Browse Exhibits (2 total)
“I am 100% committed to integration: but I am also 100% against forced busing. And, believe it or not, that’s a perfectly consistent position.”[i]
Congressman John Joseph “Joe” Moakley (1927-2001) represented Massachusetts’ Ninth Congressional District in the United States House of Representatives from 1973 until his death in 2001. Born and raised in South Boston, his district included his own neighborhood, as well as many other areas of Boston and several suburban cities and towns. “Joe” was dedicated to his constituents and to doing right by them, and he appreciated his tight-knit community of South Boston, where everyone knew everyone and parents sent their kids down the street to their neighborhood school. This mentality is what fueled his opposition to forced busing as a means of desegregating the Boston Public Schools; he saw the impact of forced busing on these traditional neighborhood dynamics, and this frustrated him. At the same time, though, he abhorred the racial violence that resulted and was vocal in his condemnation of it.
This exhibit will chronicle forced busing in Boston through the lens of Moakley’s efforts to stop it. It begins with a biographical sketch to summarize Congressman Moakley's life and career. Then, through narrative text and primary source documents, it will reveal the nuanced perspective of an elected official who believed strongly in equal educational opportunities for all of his constituents, but who could not allow forced busing to destroy the city (and neighborhoods) that he loved. It will also showcase the opinions of Moakley's constituents, community groups, and other local elected officials who wrote to Moakley to share these opinions. Finally, it will link to transcripts of oral history interviews with Moakley himself and with family, friends, and colleagues; these transcripts will provide insight into Moakley's character and personality.
The primary source materials in this exhibit have been collected from the John Joseph Moakley Archive and Institute at Suffolk University, the repository that was created upon Moakley's donation of his papers shortly before his death in 2001. The documents are arranged topically in five categories: legislative files, constituent correspondence, community group interactions, political correspondence, and oral history interview transcripts, with selected related documents interfiled within these categories.
[i] Moakley, John Joseph, “Testimony of Joe Moakley at the Jaffe Hearings,” Subtle & Stark Divisions: A Collaborative History of Segregation in Boston, accessed May 5, 2015, http://bosdesca.omeka.net/admin/items/show/325.
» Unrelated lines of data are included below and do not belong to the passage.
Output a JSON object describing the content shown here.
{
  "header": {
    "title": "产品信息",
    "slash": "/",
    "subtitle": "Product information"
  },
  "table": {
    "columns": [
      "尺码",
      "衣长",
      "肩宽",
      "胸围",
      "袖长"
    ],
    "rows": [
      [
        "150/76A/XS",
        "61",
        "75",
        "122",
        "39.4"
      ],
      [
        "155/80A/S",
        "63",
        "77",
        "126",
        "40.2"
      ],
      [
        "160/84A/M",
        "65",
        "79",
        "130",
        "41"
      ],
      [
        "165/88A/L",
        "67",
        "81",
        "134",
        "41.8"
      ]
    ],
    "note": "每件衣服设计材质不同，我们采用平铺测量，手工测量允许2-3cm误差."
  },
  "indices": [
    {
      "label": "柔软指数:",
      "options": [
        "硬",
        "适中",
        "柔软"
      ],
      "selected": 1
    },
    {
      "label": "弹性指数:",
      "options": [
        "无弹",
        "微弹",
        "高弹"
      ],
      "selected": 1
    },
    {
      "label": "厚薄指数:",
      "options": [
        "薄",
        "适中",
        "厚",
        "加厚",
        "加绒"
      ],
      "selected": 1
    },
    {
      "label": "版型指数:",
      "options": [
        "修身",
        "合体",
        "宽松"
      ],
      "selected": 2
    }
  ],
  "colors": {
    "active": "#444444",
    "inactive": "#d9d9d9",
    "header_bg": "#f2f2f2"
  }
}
Mandatory school desegregation in Boston precipitated a wave of activism, advocacy, and debate by religious institutions and their constituents. Whether outraged or delighted by the implications of busing in public schools, individuals often understood and expressed their positions through the lens of their faith. Some believed desegregation to be an issue of justice, and thus in keeping with Biblical teachings. Others considered the "forced busing" of white children to be evil and abusive, invoking faith-based opposition to what they considered an anti-Christian social movement. Regardless of their support or disapproval of busing, people employed a multiplicity of religious interpretations to support their stance.
People from within and beyond Boston addressed these various religious perspectives in their writings to local officials. Often, they wrote to express their views on the morality of busing. In other cases, church officials wrote to invite city or state leaders to events or political rallies relevant to their cause. Collectively, religious sentiments in public records speak to the existence of an active and passionate response to school desegregation by Christians throughout the Boston area and the greater United States.
This exhibit examines the ways in which Catholics and Protestants approached the issue of mandatory busing vis-à-vis the role of government. The three pages collectively showcase documents sent to and from Judge W. Arthur Garrity, Mayor Kevin White, and Councilwoman Louise Day Hicks that in some way address the role of church or religion during the crisis. Prayers for Justice and Peace contains letters, invitations, and cards sent to Judge Garrity in response to his decision to desegregate Boston's schools in Morgan v. Hennigan. "God Is Giving You a Chance" catalogs letters of religious support for desegregation sent to Louise Day Hicks and Mayor White. Finally, "Joan of Arc of Boston" shares correspondence of Louise Day Hicks regard-ing faith, church, and her anti-busing coalition, R.O.A.R.
Selected materials represent a large geographic range of correspondence; some were sent from Boston, while others originated as far away as San Francisco (see the Geographic Distribution Map for a spatial visualization). The collection is limited to the years 1973-1975, which saw the height of responses to busing. Names and other identifying information have been redacted from all documents to protect the privacy of their authors or recipients.